Para o pesquisador, há um contingente expressivo de eleitores conservadores não extremistas sendo negligenciado, o que produz erros estratégicos por parte da classe política.
O fundador da Quaest chama de “dilema do Doria” o receio que políticos têm de repetir a trajetória do ex-governador de São Paulo João Doria —que, eleito na dobradinha “Bolsodoria” em 2018, perdeu relevância após romper com Bolsonaro durante a pandemia.
Esse estigma é hoje mais fantasma do que risco concreto, segundo o Nunes, com o ex-presidente preso e a influência de sua família deixando de ser unanimidade mesmo dentro da direita.
“Sair do bolsonarismo diminui as chances de ir ao segundo turno das eleições. Por outro lado, ficar no bolsonarismo quase garante ir ao segundo turno, mas, ao mesmo tempo, quase garante perdê-lo”, diz.
O equívoco se repete no campo da segurança pública. O livro descreve um país que demanda penas mais duras como resposta à violência, mas rejeita a pauta do armamento civil. Insistir nessa agenda, que mobiliza sobretudo a extrema direita e parte do agro, teria sido um erro do bolsonarismo.
“O país não quer armar a população”, afirma.
Discursos que exaltam o mérito próprio e a ideia de que o Estado não garante mobilidade social soam bem aos ouvidos do brasileiro médio e atravessam diferentes grupos sociais, diz a obra. A associação a Pablo Marçal é inevitável.

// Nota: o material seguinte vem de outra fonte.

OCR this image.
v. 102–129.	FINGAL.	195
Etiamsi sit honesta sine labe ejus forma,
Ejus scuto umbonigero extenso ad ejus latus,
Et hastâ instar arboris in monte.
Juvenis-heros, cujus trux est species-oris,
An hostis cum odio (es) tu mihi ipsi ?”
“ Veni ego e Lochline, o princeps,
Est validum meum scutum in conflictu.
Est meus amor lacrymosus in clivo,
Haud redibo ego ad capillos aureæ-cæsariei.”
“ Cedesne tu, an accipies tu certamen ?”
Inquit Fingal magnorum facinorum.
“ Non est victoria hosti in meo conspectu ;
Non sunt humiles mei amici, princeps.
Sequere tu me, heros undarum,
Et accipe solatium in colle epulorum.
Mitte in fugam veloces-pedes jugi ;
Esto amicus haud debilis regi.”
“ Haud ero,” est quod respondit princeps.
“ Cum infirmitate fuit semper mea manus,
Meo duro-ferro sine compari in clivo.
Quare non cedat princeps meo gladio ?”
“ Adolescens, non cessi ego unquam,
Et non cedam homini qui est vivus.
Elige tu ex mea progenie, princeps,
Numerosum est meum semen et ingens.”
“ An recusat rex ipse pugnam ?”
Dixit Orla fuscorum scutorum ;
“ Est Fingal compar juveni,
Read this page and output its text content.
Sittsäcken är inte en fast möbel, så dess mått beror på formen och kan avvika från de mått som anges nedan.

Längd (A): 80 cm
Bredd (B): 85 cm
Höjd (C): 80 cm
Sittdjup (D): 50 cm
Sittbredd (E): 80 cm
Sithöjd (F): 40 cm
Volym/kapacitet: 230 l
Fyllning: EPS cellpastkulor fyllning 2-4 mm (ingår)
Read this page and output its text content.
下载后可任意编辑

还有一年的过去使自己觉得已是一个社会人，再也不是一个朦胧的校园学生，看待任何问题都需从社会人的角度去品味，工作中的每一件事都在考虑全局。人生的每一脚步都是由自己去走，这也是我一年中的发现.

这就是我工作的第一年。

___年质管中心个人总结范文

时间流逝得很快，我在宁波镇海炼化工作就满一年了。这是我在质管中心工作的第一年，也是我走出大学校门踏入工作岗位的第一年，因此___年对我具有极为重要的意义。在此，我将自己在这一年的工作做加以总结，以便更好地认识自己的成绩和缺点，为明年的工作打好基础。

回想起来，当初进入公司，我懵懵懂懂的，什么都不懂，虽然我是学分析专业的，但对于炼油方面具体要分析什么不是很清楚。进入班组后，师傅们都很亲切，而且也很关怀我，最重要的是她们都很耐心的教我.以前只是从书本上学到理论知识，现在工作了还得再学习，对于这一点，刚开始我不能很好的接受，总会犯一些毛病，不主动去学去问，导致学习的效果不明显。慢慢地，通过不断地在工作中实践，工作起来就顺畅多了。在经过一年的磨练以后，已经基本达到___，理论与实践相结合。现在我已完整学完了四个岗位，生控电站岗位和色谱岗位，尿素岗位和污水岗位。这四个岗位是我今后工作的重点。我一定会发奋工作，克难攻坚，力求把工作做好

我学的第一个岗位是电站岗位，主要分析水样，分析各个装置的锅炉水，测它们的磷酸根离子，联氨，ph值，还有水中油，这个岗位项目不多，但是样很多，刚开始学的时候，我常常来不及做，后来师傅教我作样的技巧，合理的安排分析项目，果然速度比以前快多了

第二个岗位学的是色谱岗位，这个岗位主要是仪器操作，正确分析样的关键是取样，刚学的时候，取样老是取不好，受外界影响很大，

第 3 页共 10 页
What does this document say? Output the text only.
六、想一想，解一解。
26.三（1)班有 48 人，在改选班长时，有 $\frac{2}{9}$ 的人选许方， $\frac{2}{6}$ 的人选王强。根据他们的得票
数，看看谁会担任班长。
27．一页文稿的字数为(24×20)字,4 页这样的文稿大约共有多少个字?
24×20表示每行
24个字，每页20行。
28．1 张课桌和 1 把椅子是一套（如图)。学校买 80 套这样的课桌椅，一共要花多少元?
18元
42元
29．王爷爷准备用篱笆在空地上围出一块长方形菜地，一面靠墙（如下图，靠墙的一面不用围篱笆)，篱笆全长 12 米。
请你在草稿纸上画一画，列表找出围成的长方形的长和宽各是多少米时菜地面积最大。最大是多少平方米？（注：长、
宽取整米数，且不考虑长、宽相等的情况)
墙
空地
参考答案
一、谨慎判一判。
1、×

O influenciador e empresário, candidato a prefeito de São Paulo pelo PRTB em 2024, terminou o primeiro turno com 28% dos votos, embalado por uma plataforma em tom bélico, um império digital de cortes e símbolos caros a esse imaginário: defesa da família patriarcal, de uma vida regida por Deus e do livre mercado. Vendeu-se como o único a enfrentar “o sistema”.
“Quando estava escrevendo o livro, vi o Marçal e falei: aquilo que o brasileiro está me dizendo lá nos dados o Marçal está entendendo agora”, diz Nunes.
“Brasil no Espelho” mostra que a combinação de religião como orientação, família como apoio, valorização do esforço individual e cansaço com as condições de vida cria um terreno fértil para esse tipo de liderança política prosperar.
À Folha Marçal, condenado à inelegibilidade pela Justiça Eleitoral, afirmou torcer para o aparecimento de um novo outsider em 2026. Nunes avalia que esse espaço permanece aberto e pode ser ocupado em escala nacional.